Last night I attended a Sundance screening of Douglas McGrath‘s Becoming Mike Nichols (HBO, 2.22), a 72-minute chat between Nichols and Jack O’Brien that was taped late in the summer of ’14, or about three months before Nichols passed at age 83. It’s very good as far as it goes — time well spent with a guy who knew his stuff and how to tell a good story, and who knew from wisdom and smoothitude with a pinch of irony.


Becoming Mike Nichols director Douglas McGrath (r.) and exec producer Frank Rich (l.) following last night’s debut screening at Park City’s Egyptian theatre.

Any conversation with a gifted and loquacious fellow is probably worth your time, but Becoming Mike Nichols is about one of the greatest directors ever talking about the most vital and exciting period in his life, or between the beginning of Nichols’ comedic-improv partnership with Elaine May in the late ’50s through his directorial triumph with The Graduate in ’67.

McGrath’s rationale for keeping the doc short is sound. The “hungry and exploring and trying to make it” chapter in anyone’s life is always the most robust. Things are never quite as exciting once you’ve become a success. Then your story becomes a story about whether to risk or maintain, and because people almost always try for a lopsided mixture of the two (a hint of risk with a lot of maintenance) something always dies or slows down in the narrative.

What’s the best line in the whole piece? An observation about marriages or romantic relationships. At any given moment, Nichols tells O’Brien, a relationship is either about (a) seduction, (b) negotiating or (c) fighting. You’d think that a healthy pairing would be about more than this, but as I thought about it last night as I walked home I began to realize that Nichols was right.

Another Nichols tribute, a PBS American Masters tribute directed by May, airs tonight (1.29). McGrath’s doc, as noted, debuts on February 22nd.

Here’s my Nichols obit, posted on 11.20.14. Here’s an mp3 (4.14.09) of a red-carpet chat I did with Nichols at the start of a MOMA tribute.

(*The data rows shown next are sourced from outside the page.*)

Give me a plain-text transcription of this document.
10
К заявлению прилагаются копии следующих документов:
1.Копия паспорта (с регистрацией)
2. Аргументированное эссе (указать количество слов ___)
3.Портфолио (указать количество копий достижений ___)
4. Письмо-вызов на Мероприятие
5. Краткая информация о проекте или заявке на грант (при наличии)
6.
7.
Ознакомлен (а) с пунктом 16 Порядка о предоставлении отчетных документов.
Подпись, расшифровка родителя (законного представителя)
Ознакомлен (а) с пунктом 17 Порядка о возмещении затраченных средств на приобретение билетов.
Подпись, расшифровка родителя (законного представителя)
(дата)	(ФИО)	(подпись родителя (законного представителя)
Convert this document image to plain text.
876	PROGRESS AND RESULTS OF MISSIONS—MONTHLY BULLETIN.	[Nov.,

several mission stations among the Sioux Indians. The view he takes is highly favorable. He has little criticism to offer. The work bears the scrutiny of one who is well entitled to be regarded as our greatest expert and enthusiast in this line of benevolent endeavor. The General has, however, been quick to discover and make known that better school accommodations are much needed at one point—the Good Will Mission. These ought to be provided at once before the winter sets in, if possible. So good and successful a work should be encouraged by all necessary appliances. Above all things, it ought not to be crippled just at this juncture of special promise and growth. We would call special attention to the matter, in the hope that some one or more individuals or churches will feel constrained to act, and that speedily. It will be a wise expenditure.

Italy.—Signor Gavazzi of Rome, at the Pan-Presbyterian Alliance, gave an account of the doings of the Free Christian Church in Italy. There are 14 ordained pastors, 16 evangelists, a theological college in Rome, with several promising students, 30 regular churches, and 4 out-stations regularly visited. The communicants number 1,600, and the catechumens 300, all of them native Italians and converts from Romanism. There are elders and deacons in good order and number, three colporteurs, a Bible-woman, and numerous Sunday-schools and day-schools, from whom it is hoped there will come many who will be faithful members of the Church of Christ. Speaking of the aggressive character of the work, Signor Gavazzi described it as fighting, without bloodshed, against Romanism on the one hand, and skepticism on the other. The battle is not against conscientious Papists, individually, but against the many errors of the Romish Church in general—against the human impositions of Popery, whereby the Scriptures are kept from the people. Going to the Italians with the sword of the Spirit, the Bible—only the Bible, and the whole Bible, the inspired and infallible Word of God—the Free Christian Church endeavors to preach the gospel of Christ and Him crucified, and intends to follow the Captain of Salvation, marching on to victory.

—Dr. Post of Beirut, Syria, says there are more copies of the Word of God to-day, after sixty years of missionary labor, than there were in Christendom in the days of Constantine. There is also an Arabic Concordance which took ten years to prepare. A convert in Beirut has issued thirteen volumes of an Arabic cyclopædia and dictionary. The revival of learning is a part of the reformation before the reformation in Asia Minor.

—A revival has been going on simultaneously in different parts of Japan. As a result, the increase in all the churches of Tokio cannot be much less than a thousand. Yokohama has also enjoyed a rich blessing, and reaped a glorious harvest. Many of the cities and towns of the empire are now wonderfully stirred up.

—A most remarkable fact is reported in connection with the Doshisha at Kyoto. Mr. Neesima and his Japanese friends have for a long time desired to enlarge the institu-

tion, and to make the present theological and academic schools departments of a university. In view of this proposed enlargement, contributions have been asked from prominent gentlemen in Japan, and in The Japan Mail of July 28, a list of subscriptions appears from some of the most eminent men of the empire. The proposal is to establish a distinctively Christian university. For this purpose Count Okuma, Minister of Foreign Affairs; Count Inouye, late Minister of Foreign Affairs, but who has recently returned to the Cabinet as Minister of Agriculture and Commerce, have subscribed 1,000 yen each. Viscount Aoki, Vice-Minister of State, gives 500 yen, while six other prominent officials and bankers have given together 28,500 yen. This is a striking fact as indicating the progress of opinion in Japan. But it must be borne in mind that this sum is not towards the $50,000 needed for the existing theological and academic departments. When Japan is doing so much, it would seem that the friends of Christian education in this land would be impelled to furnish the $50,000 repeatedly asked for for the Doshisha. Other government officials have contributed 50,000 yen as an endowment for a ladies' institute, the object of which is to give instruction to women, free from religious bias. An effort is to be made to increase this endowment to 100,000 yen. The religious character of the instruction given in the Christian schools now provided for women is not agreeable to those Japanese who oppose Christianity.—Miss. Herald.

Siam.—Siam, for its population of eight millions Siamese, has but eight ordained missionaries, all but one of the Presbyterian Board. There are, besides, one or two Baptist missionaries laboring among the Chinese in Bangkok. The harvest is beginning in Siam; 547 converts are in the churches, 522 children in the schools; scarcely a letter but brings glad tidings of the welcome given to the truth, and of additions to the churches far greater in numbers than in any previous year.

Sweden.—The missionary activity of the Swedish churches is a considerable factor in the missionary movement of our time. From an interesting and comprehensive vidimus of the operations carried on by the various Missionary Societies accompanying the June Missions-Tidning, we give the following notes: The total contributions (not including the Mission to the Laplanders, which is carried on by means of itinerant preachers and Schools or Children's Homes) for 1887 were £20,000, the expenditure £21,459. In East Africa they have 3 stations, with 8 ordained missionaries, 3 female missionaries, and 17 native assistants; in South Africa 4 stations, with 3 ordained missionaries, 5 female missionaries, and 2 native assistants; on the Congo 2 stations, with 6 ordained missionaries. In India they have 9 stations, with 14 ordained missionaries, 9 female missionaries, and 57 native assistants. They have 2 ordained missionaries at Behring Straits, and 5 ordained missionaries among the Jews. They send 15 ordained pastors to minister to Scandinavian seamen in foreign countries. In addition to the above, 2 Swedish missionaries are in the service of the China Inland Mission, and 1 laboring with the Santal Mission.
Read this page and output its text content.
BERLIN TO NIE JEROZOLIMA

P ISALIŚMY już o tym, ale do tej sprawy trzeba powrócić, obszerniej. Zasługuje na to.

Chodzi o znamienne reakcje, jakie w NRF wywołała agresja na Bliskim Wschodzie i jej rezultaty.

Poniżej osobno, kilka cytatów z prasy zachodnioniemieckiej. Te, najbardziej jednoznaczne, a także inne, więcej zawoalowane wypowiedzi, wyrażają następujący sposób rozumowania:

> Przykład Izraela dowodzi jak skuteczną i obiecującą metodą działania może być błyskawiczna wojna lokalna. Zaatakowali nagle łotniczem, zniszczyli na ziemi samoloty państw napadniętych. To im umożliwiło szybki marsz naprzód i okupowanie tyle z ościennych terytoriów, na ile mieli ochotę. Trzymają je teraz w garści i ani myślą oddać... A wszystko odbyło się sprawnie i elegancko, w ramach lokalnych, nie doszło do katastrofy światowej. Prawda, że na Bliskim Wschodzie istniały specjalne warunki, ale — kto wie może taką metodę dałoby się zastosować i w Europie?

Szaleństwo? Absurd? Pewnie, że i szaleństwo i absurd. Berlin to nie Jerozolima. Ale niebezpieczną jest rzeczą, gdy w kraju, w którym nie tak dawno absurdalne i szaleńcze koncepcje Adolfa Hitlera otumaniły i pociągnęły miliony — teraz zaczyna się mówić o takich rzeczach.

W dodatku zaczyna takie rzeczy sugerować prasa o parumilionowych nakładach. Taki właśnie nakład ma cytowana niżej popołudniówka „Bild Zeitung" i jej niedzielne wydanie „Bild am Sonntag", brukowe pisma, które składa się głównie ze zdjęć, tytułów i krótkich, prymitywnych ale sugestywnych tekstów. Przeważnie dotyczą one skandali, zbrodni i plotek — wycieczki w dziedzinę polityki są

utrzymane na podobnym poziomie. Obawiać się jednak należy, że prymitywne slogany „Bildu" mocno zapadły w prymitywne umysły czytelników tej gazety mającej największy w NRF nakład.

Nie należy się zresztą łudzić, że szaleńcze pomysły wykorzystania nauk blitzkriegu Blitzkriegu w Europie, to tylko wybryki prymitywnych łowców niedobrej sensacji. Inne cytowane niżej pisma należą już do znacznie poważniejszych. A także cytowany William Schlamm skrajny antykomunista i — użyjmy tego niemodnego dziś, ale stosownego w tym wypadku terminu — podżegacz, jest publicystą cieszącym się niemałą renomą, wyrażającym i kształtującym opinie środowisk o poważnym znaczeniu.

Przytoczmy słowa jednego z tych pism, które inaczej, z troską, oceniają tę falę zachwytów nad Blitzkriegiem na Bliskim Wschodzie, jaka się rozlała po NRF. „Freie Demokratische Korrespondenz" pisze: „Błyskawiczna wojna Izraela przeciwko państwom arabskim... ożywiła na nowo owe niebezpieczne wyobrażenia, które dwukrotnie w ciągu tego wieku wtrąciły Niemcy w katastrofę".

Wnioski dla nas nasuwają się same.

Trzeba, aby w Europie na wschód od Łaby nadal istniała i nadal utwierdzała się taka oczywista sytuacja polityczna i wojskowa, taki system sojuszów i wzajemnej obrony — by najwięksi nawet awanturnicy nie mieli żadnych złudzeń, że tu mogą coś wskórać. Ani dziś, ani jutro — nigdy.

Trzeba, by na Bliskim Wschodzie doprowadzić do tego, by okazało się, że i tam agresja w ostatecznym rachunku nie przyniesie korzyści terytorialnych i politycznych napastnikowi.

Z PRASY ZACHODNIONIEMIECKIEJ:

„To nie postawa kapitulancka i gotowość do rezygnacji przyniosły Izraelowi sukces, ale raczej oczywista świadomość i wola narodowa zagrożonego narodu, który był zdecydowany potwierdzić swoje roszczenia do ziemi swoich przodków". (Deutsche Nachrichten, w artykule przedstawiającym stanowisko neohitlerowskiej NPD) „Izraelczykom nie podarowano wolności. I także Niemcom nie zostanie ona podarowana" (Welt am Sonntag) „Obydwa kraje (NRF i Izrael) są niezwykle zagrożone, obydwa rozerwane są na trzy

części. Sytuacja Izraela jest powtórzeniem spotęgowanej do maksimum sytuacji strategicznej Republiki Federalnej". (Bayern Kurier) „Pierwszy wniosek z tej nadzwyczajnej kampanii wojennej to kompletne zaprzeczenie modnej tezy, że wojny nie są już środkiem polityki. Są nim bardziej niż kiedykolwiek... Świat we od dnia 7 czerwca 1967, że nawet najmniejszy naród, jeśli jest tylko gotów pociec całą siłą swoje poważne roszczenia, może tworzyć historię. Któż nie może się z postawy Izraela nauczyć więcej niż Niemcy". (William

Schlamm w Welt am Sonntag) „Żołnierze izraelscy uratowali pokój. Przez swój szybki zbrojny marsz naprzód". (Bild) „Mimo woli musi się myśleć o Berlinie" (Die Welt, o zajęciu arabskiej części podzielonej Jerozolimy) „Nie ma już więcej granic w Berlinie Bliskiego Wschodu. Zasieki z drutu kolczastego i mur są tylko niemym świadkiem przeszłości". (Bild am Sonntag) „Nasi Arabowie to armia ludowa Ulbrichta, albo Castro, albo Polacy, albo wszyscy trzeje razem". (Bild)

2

Significant passage from HE obit: “Nichols’ film-directing career (which alternated from time to time with directing and producing hit Broadway plays), was flourishy and satisfying and sometimes connected with the profound, and it lasted from the mid ’60s to the mid aughts. Nichols had a touch and a style that everyone seemed to recognize, a certain mixture of sophisticated urban comedy and general gravitas.

“His first gusher was Who’s Afraid of Virginia Wolff in 1966, and his last truly excellent film was HBO’s Angels in America. If you add Nichols’ brilliant late ’50s thru early ’60s stand-up comedy period with Elaine May, he really was Mr. King Shit for the better part of a half-century.

“But his most profound filmic output happened during a nine year period between ’66 through ’75 — a chapter known for a certain stylistic signature mixed with an intense and somewhat tortured psychology that came from his European Jewish roots. Longtime Nichols collaborator Richard Sylbert, whom I knew fairly well from the late ’80s to the early aughts, explained it to me once. Nichols had developed that static, ultra-carefully composed, long-take visual approach that we saw in The Graduate, Catch 22, Carnal Knowledge, Day of the Dolphin and The Fortune, and this signature was, Sylbert believed, what elevated Nichols into the Movie God realm.

“And then Nichols suffered a kind of crisis or collapse of the spirit after the double-flop of Dolphin and Fortune, and he withdrew from feature films for eight years, doing little or nothing for a certain period and then focusing on plays for the most part. He rebounded big-time with Silkwood in ’83, but the way he shot and paced that successful, well-reviewed drama showed that the great stylistic signature of his mid ’60s to mid ’70s films was no more. The ever-gifted Nichols never lost his sensitivity or refinement, but the anguished artist phase had ended.”